Scenes shot at Hill and 4th included the crash of an ice cream truck and a car explosion, security guard Marc Torres said Saturday.

He said the film crew planned to dismantle the encampment today.

"Passersby think it's sort of funny that they brought the homeless here. I find it ironic and sad," Torres said.

As if on cue, passerby Kathy Tayeri paused on Hill Street to study the tents and tarps.

"Why did they go to all this trouble?" asked Tayeri, a Burbank waitress.

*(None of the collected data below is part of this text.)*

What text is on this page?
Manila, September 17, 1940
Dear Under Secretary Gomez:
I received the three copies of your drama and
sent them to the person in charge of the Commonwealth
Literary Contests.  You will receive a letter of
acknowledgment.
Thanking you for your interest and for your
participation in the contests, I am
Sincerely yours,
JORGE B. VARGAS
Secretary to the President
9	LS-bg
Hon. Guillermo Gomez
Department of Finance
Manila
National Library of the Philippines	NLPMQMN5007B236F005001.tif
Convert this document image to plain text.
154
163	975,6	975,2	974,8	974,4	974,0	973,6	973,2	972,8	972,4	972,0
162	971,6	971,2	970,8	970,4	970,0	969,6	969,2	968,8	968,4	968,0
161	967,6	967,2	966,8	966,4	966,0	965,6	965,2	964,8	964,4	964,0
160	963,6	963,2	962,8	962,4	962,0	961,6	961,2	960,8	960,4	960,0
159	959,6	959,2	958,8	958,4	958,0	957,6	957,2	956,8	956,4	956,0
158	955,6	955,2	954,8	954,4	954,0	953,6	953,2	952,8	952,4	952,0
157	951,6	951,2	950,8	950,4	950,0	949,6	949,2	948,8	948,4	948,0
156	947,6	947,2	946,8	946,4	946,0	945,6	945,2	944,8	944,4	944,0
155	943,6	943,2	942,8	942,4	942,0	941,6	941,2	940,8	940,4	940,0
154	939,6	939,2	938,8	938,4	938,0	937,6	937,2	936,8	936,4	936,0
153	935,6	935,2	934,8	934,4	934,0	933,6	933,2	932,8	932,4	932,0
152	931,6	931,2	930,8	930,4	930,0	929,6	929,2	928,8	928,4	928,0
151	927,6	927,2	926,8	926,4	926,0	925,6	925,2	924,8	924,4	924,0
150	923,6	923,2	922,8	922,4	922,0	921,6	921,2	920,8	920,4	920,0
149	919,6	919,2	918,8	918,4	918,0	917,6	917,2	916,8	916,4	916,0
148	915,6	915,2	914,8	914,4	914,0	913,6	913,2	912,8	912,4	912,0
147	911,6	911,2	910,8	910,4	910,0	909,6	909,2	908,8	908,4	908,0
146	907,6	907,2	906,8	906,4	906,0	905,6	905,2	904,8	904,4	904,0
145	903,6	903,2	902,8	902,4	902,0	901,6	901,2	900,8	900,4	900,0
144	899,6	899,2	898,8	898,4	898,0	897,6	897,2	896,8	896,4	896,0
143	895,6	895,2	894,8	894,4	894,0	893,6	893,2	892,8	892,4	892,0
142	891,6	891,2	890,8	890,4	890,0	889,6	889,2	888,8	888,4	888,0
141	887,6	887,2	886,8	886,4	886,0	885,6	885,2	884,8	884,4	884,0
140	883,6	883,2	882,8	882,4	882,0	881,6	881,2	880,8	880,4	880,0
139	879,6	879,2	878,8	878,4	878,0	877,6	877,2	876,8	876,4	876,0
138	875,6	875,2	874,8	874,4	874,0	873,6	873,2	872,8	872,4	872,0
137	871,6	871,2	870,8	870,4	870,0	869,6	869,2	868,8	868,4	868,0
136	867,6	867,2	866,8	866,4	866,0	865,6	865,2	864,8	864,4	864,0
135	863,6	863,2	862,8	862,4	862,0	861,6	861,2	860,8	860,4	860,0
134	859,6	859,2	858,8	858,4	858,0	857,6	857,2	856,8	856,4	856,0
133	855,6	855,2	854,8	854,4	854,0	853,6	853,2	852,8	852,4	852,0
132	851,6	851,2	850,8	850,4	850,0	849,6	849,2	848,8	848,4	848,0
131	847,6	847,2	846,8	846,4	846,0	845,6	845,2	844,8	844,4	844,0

"The real McCoy is right down that block. And that block, and that block."
"Don't think about making art, just get it done. Let everyone else decide if it's good or bad, whether they love it or hate it. While they are deciding, make even more art." - Andy Warhol


Skeleton FilmWorks

modage

Quote from: MacGuffin"This is why homeless are homeless," he said of the employment issue.
because they can't get work as extras in Hollywood?

Quote from: MacGuffin"Why did they go to all this trouble?" asked Tayeri, a Burbank waitress.

"The real McCoy is right down that block. And that block, and that block."
umm... for one because homeless people are not exactly predictable.  or insurable or responsible.  i dont think you can just hang millions of dollars on expecting them to bend to the needs of your film. plus, it would seem that would be more exploitative.  these people are ridiculous.  why are they bringing in all these 'fake waitresses' for the diner scene when there are plenty of real waitresses right here?  uhhh, cause its MOVIE.
Christopher Nolan's directive was clear to everyone in the cast and crew: Use CGI only as a last resort.